La Famiglia Francescana

“Sembra… non esservi stato mai alcuno in cui brillasse più viva e più somigliante l’immagine di Gesù Cristo e la forma evangelica di vita che in Francesco. Pertanto egli che si era chiamato l’Araldo del Gran Re, giustamente fu salutato quale un altro Gesù Cristo per essersi presentato ai contemporanei e ai secoli futuri quasi Cristo redivivo, dal che seguì che, come tale, egli vive tuttora agli occhi degli uomini e continuerà a vivere per tutte le generazioni avvenire” 

(dalla Lettera Enciclica “Rite expiatis” del Sommo Pontefice Pio XI).

“Tra le famiglie spirituali suscitate dallo Spirito Santo nella Chiesa, quella francescana riunisce tutti quei membri del Popolo di Dio, laici, religiosi e sacerdoti, che si riconoscono chiamati alla sequela di Cristo, sulle orme di Francesco d’Assisi. In modi e forme diverse, ma in comunione vitale reciproca, essi intendono rendere presente il carisma del comune Serafico Padre nella vita e nella missione della Chiesa.” [Regola Ofs 1]

La Famiglia francescana è caratterizzata dal Primo Ordine, che accoglie i frati, dal Secondo Ordine, che accoglie le suore, e dal Terzo Ordine, che comprende laici uomini e donne che hanno deciso di vivere nella secolarità, seguendo le orme del poverello di Assisi. La sua storia abbraccia secoli di un carisma sempre in evoluzione, ma radicato nei suoi valori più grandi.

I tre Ordini, gradualmente, hanno realizzato una risistemazione sia giuridica che organizzativa. 

Il primo Ordine ha accolto la Regola del Santo Poverello di Assisi.
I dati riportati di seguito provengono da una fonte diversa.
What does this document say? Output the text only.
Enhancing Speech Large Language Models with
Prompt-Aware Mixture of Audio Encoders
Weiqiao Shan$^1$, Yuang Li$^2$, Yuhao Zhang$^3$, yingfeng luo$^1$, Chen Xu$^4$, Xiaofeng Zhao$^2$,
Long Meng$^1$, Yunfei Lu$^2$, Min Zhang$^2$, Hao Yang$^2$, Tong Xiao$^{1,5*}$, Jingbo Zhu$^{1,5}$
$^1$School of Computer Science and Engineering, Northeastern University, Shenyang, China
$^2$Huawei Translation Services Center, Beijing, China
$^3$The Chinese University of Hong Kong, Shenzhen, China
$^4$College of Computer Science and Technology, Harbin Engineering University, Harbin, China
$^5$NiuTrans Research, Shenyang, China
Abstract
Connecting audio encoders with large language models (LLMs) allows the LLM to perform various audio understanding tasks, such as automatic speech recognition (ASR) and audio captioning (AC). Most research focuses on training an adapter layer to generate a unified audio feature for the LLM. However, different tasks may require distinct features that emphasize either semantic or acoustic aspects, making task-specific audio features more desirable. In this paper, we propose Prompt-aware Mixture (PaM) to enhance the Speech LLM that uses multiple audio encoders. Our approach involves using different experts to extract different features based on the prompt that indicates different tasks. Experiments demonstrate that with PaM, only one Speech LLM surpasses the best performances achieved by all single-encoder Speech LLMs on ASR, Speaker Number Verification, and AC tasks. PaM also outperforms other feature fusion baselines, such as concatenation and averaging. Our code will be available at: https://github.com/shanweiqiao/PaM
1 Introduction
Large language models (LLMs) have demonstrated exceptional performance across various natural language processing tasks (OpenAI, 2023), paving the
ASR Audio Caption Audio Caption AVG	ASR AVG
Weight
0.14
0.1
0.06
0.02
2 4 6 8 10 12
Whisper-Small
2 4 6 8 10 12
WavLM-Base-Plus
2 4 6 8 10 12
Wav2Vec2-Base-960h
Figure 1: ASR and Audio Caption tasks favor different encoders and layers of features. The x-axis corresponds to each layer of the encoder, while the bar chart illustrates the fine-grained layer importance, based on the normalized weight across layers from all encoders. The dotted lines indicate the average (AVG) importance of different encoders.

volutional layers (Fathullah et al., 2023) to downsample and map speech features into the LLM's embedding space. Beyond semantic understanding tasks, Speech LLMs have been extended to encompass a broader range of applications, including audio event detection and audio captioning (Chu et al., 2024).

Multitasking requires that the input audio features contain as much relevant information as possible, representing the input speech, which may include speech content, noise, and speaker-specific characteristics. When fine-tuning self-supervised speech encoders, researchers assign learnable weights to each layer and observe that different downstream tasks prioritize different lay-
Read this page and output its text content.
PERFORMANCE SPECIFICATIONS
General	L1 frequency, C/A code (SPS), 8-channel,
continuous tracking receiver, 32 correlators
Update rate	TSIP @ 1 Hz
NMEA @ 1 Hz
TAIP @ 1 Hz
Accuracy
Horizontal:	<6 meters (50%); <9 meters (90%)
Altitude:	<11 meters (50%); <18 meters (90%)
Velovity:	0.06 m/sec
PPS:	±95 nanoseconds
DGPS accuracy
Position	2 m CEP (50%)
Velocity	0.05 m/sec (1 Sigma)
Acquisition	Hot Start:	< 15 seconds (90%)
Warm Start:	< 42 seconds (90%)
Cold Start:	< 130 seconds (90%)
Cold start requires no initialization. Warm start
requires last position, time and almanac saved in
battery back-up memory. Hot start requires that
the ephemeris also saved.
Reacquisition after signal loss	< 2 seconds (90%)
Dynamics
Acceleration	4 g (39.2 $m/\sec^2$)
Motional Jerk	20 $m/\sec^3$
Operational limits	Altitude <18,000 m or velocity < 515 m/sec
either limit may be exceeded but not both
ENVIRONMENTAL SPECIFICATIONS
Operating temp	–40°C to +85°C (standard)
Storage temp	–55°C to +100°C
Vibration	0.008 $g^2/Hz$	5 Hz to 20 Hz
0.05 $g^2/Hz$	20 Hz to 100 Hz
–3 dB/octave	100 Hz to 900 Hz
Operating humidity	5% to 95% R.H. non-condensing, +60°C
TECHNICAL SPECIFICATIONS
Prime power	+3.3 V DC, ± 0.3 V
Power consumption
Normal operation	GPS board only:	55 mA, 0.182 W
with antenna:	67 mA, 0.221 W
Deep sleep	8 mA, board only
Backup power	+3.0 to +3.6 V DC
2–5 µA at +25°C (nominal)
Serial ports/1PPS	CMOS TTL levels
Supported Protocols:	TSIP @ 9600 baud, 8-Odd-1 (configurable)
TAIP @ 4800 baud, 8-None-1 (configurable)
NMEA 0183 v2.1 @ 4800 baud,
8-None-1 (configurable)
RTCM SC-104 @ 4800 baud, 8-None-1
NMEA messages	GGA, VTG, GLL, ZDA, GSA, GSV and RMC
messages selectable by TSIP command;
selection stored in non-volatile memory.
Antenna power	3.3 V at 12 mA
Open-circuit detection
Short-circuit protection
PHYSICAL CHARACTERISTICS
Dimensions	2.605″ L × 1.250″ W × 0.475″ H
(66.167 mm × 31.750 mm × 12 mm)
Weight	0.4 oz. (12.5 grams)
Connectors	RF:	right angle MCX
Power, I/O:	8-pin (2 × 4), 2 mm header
Con il tempo, i frati si sono  raggruppati nelle tre famiglie dei Frati Minori (OFM, già detti OsservantiRiformati), dei Frati Minori Conventuali (OFMConv) e dei Frati Minori Cappuccini (OFMCap), professanti tutti l’identica Regola, ma con costituzioni, tradizioni e caratteristiche proprie.

Il Secondo Ordine fu fondato dal serafico padre s. Francesco sulla base della povertà più estrema. Chiara d’Assisi, ‘pianticella del beato Francesco’, in un primo momento, accettò la Regola benedettina, tra le più antiche Regole monastiche, introducendo, però,  non senza ostacoli, il privilegio della povertà, secondo l’esempio del suo Maestro Francesco. Fu solo poco prima che Chiara morisse, nel 1253, che la Regola clariana fu definitivamente approvata da Innocenzo IV.
In seguito a varie riforme, nacquero congregazioni con carismi differenti, come le Clarisse Urbaniste, le Clarisse Colettine e le Clarisse Cappuccine, tutte rigorosamente claustrali.

Il terzo Ordine, inizialmente detto “dei penitenti”, fu istituito, da principio, per quei secolari che volessero fare penitenza, restando a casa propria. In un secondo momento, con desiderio di un avvicinamento più osservante al modus vivendi del francescanesimo radicale, alcuni terziari si unirono a vita comune, dando origine al TOR (Terzo Ordine Regolare) e all’ OFS (Ordine Francescano Secolare).

E’ tra le braccia dell’ OFS che si inserisce la Gioventù Francescana, una fraternità di giovani che intendono vivere secondo l’ideale francescano.